Multimedia projects with augmented reality (AR) today are provided with different AR-development tools. At the same time, due to the available variety of software, the problem of selecting a suitable tool arises.

The purpose of the study is to develop a methodology for selecting software for creating augmented reality, taking into account the existence of different types of AR-development tools.

The methodology proposed in the article includes the following steps:

Stage 1. Identifying of alternative tools of creating augmented reality and defining their types.
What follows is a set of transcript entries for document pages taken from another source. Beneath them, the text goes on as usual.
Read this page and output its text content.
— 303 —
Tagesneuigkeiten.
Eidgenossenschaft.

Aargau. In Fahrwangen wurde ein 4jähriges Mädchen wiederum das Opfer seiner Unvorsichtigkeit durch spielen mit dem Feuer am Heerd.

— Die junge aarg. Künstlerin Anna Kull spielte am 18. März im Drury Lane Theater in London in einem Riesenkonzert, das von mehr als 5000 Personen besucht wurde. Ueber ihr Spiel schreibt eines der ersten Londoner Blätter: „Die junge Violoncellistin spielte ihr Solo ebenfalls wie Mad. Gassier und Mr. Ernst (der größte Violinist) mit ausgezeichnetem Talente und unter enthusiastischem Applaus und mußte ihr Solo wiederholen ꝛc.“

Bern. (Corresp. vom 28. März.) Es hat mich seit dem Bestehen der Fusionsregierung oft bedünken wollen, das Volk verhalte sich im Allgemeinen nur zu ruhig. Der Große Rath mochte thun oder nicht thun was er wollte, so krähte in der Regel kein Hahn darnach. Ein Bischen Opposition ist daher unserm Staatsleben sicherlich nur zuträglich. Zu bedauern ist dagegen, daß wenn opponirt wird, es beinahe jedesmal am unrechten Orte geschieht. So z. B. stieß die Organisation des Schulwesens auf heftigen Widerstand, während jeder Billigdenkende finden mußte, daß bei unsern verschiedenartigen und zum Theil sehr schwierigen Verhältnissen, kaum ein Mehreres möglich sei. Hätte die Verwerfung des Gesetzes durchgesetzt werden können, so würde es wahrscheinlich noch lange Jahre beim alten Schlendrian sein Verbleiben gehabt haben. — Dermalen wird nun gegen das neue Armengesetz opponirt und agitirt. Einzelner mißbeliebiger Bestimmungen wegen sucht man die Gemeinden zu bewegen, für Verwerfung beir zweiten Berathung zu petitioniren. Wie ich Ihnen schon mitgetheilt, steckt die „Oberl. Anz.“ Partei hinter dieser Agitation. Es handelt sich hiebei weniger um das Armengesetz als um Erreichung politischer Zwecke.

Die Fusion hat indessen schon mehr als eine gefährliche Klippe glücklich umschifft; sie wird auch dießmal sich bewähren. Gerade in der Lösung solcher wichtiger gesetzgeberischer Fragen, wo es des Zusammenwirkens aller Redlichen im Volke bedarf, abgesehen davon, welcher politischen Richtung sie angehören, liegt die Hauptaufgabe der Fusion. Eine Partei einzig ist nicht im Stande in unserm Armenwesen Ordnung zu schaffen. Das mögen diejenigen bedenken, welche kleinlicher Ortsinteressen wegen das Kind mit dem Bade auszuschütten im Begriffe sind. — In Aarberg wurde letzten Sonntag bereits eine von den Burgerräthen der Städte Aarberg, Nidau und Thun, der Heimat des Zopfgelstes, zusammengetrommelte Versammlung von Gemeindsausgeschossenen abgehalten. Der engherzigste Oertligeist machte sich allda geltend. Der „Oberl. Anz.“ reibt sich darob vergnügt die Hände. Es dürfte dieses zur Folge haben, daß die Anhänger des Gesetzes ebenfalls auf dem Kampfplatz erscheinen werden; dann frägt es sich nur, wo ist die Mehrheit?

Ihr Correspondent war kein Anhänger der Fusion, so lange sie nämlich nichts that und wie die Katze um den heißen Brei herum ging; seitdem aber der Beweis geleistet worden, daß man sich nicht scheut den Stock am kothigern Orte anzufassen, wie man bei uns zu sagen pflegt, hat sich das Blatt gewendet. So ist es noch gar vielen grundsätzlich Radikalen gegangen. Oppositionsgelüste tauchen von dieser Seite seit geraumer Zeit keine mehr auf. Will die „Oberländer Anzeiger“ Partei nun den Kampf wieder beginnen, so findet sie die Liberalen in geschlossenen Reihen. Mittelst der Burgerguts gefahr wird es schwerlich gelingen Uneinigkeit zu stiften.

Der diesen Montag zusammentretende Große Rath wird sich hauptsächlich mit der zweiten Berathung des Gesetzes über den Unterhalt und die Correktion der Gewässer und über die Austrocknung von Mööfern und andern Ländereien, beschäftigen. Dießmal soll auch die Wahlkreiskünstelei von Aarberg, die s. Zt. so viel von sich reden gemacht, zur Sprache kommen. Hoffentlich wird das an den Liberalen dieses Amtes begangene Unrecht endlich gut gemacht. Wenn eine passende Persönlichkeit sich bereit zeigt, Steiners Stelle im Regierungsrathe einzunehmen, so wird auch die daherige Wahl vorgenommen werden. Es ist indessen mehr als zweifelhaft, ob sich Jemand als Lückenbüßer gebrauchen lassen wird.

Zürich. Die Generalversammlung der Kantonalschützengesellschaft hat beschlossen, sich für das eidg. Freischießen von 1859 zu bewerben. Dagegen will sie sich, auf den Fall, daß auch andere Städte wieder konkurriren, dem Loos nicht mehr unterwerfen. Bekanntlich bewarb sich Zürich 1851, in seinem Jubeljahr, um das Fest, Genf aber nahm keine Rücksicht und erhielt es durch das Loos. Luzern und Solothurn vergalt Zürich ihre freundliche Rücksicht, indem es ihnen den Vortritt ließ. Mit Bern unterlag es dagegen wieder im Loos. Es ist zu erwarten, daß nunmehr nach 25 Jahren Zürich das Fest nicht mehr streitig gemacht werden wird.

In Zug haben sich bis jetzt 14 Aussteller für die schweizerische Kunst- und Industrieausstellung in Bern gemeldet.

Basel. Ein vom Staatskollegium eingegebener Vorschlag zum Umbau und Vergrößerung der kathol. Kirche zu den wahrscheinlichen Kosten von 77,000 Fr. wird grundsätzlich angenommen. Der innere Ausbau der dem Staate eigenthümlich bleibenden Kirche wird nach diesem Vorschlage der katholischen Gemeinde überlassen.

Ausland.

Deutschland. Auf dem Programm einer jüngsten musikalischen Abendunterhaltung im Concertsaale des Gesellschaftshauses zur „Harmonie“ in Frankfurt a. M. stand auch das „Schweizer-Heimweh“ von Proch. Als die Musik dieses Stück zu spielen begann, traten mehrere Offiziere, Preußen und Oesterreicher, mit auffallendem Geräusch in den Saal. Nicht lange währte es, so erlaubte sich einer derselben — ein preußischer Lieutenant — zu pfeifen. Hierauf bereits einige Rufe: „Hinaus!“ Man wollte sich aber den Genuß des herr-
The analysis of software shows that various tools of AR-development can be divided into three groups: 1) advanced tools (ARKit, AR Core, Vuforia); 2) simpler tools (Meta Spark Studio and Adobe Aero); 3) tools for non-professionals (EyeJack та Artivive).

Stage 2. Formation of evaluation criteria for augmented reality tools.

Stage 3. Formulation of specific AR-project requirements for augmented reality tools.

To determine the requirements for AR-development tools, it is necessary to answer the following questions, in particular: 1. Do developers have the competence to create specialized apps for AR-visualization? 2. Will users be inclined to download a specia­lized app for AR-visualization? 3. Is there a need to upload large files to the AR-content?

Stage 4. Selection of augmented reality tool for a specific project.

To support the selection of augmented reality tool, a base of production rules is developed and a decision tree is built on this basis.

The proposed methodology allows determining the most suitable version of the software for a specific project, taking into account a number of characteristics of the software and parameters of the AR-project.

Keywords: augmented reality, software selection, decision tree, method of production diagnostics, selection criteria.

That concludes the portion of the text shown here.